Obesity and OSA are intricately linked, with excess body weight serving as a major driver of OSA pathogenesis and severity. Effective weight management remains a crucial component of OSA therapy. CPAP is the present gold-standard treatment for OSA as it effectively reduces AHI, although long-term adherence is variable. CPAP therapy alone does not necessarily lead to weight reduction or substantial improvements in cardiometabolic risk factors. The GLP-1 and dual GLP-1/GIP receptor agonists have emerged as adjuncts to the present gold-standard treatment with CPAP.

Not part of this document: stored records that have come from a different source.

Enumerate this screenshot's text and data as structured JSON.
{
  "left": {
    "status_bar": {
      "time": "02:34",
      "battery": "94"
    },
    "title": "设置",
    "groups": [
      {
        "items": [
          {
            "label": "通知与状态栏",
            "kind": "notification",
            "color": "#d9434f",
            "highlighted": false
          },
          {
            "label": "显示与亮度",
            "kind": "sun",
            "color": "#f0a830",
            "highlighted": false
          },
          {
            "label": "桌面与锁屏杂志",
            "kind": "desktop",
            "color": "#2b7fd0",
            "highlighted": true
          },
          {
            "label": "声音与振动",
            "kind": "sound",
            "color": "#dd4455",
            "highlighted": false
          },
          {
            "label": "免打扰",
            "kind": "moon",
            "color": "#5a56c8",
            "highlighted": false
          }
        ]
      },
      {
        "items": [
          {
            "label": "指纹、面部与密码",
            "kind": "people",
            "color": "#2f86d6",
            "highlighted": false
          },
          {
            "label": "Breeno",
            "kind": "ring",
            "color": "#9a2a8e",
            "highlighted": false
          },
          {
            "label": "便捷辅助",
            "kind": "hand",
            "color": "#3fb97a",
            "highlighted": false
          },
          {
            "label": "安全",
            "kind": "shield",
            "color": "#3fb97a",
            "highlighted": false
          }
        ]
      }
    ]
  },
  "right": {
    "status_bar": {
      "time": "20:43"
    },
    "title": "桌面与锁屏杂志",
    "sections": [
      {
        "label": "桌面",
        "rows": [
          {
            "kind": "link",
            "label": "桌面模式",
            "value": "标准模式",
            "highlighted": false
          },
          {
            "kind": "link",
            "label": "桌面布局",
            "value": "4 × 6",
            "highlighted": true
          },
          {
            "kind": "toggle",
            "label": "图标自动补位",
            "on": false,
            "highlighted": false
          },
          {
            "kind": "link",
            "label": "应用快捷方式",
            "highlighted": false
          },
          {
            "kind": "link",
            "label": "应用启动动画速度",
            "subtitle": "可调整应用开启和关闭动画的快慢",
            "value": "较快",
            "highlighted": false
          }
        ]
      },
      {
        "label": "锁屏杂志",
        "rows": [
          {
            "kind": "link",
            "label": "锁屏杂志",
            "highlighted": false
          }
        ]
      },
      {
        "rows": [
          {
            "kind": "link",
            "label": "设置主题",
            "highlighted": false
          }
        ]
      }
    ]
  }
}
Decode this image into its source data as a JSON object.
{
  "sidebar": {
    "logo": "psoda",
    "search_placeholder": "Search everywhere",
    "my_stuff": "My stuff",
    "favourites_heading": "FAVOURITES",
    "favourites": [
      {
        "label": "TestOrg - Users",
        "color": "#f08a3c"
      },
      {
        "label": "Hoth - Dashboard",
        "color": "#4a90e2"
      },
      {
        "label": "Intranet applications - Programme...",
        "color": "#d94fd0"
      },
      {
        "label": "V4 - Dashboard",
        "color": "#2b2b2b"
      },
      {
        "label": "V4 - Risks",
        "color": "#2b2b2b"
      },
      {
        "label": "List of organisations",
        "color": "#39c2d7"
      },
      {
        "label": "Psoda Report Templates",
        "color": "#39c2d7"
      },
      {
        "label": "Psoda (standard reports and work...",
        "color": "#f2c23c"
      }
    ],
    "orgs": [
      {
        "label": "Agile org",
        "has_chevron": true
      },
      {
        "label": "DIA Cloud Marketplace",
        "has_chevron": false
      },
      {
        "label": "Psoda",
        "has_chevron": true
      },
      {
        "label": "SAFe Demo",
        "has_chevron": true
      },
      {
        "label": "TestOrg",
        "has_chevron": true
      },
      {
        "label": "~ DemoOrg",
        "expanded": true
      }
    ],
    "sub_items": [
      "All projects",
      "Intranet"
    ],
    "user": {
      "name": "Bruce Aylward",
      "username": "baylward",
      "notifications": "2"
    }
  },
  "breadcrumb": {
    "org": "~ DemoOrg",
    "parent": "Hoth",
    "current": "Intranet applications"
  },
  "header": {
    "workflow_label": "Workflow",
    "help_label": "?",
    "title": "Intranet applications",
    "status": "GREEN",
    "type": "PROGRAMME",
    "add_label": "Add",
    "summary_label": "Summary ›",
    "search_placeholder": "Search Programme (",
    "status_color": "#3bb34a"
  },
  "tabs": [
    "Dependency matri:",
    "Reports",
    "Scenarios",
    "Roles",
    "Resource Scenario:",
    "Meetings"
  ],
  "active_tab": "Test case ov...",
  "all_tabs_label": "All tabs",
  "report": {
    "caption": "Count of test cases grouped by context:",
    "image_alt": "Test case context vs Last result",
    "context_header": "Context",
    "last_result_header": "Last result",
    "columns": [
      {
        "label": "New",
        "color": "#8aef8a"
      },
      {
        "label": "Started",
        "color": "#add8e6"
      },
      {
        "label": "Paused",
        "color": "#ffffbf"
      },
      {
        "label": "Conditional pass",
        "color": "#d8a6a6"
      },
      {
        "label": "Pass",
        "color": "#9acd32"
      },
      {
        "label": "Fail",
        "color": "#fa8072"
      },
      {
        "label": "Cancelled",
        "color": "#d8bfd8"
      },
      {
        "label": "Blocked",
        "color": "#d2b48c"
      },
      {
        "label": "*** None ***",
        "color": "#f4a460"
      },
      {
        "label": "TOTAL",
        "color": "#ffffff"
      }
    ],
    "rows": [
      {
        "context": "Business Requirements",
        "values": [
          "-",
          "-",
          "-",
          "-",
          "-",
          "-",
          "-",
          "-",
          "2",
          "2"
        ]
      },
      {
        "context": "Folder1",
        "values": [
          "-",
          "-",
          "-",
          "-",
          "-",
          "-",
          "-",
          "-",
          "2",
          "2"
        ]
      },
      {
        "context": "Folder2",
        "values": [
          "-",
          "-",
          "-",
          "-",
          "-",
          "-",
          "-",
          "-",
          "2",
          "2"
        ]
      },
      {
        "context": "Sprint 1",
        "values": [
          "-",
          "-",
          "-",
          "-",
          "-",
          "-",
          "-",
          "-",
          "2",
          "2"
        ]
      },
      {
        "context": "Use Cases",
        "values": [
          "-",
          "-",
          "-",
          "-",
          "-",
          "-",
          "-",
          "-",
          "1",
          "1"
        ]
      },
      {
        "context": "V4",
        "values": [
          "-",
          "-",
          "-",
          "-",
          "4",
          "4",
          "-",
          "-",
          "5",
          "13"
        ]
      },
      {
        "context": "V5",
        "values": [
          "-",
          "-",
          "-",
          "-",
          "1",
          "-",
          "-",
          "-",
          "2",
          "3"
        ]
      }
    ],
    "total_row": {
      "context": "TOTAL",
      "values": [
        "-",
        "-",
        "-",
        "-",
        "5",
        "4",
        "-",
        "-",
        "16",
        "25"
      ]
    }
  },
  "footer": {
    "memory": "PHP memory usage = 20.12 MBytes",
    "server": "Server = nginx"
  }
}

Tirzepatide is now a viable therapeutic option for achieving sustained and significant weight loss that is sufficient to alter the course of OSA. Tirzepatide should not replace CPAP, but it is now another arrow in the quiver for use in OSA management. It raises the need for furthering education and collaboration among sleep medicine specialists, endocrinologists and primary care providers to facilitate a holistic approach to maximize patient outcomes. As our therapeutic arsenal expands, the hope is to provide more targeted, effective and sustainable solutions for those battling the dual burdens of obesity and OSA.  MT

COMPETING INTERESTS: Dr Lee has a leadership or fiduciary role in the ASA Provision of CPAP Guideline Committee and the joint National Association of Testing Authorities and ASA Accreditation Advisory Committee for Sleep Disorders Services. Professor Yee has received speakers fees for Eli Lilly, TEVA and SomnoMed.